Housing equity withdrawal drove the bubble, not so much the building

Tim Duy also points to Bill McBride and Josh Lerner adding to the discussion of the narrative of housing in our economy and how that should affect policy.  I would add of course the variety of responses by the mortgage industries (see Naked Capitalism) since that started in earnest round 1998 (MERS).  I think this idea can be further refined and tied to other aspects of our troubles globally.

What Are We Expecting From Housing?, by Tim Duy: Josh Lehner and Bill McBride note that the manufacturing slowdown does not necessarily indicate recession, something I noted as well.

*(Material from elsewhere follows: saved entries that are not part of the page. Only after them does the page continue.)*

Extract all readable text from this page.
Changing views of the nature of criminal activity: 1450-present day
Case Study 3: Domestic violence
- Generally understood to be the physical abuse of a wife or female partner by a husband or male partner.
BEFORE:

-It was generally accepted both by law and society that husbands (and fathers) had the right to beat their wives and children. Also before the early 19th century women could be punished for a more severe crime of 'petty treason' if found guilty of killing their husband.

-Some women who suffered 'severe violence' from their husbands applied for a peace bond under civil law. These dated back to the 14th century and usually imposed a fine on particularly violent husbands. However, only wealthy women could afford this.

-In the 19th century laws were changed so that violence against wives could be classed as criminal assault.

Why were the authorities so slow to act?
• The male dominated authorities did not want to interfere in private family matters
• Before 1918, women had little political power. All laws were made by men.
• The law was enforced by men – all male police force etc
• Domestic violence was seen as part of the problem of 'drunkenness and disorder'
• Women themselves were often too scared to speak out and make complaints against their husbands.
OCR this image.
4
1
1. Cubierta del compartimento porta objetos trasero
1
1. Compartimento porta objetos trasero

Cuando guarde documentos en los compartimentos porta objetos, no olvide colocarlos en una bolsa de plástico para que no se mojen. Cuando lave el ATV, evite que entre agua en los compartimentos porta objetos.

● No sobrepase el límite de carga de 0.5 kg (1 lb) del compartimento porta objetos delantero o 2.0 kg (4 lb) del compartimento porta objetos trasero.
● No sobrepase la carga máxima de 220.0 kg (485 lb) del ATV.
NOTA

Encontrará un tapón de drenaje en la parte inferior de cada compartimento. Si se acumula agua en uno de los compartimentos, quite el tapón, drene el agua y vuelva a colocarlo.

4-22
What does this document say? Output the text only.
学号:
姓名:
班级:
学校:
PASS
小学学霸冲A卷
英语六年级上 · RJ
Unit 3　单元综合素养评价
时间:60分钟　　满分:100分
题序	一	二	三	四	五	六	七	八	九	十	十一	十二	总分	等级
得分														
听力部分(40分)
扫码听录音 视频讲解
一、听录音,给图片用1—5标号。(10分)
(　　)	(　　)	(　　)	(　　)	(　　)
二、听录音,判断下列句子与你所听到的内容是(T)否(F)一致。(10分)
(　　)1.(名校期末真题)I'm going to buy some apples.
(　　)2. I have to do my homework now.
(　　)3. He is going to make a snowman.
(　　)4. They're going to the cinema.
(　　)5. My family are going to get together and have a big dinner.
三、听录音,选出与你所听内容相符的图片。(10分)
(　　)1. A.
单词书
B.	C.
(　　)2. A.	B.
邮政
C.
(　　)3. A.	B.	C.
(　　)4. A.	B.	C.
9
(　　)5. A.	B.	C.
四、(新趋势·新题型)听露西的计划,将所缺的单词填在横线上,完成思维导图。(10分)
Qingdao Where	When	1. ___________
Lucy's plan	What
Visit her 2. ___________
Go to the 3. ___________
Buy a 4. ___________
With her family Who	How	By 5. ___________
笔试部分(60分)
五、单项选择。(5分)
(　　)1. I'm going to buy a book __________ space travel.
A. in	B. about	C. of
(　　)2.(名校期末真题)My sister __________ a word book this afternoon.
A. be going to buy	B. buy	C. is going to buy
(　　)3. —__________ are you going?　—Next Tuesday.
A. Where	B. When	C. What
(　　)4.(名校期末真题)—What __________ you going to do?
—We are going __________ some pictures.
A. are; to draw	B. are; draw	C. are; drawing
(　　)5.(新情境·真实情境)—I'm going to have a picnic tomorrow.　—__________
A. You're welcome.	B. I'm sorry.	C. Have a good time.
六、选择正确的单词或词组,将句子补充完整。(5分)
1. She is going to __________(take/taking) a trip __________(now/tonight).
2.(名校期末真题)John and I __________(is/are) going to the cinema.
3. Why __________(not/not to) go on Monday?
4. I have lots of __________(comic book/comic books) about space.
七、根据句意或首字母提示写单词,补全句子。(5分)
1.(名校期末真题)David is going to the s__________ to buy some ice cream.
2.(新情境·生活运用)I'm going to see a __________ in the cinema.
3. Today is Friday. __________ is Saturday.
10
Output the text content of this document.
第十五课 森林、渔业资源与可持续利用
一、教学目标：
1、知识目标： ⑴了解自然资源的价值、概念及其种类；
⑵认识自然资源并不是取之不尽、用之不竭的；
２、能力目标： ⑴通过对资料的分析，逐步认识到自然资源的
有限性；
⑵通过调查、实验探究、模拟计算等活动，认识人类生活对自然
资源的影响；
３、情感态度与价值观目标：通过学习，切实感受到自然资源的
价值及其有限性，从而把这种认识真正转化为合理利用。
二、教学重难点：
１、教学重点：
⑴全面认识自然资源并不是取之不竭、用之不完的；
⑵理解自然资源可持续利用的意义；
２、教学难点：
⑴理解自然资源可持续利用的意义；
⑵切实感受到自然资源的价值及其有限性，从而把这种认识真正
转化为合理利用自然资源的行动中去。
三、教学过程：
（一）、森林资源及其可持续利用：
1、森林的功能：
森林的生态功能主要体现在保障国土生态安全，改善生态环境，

Another version of that story is seen by comparing the ISM headline number with the new orders data:
 …During the 2002-2005 period, arguably the height of the housing bubble, residential construction contributed an average of 0.4 percentage points to GDP growth each quarter. In the first quarter of this year, the contribution was 0.42 percentage points. So, barring the occasional pop in the data, housing is already contributing to GDP growth about what we would expect.
 …Certainly we can envision accelerated home building triggering an increase in both manufacturing (capital equipment) and consumer (job/income growth) activity as well; these tend to be interconnected activities. So maybe the overall impact is a bit higher.

Mew


So here is the question: What was more important in holding the economy close to potential output, residential construction itself, or the housing price bubble? I tend to believe the price-driven balance sheet effects were driving dynamics over this past business cycle. Absent a healing of household balance sheets (or, relatedly, monetary policy that supported such healing via somewhat higher inflation expectations to reduce debt in real terms), I would expect overall growth to remain subdued, despite a rebound in residential construction. The latter is helpful and important, but not by itself a magic bullet.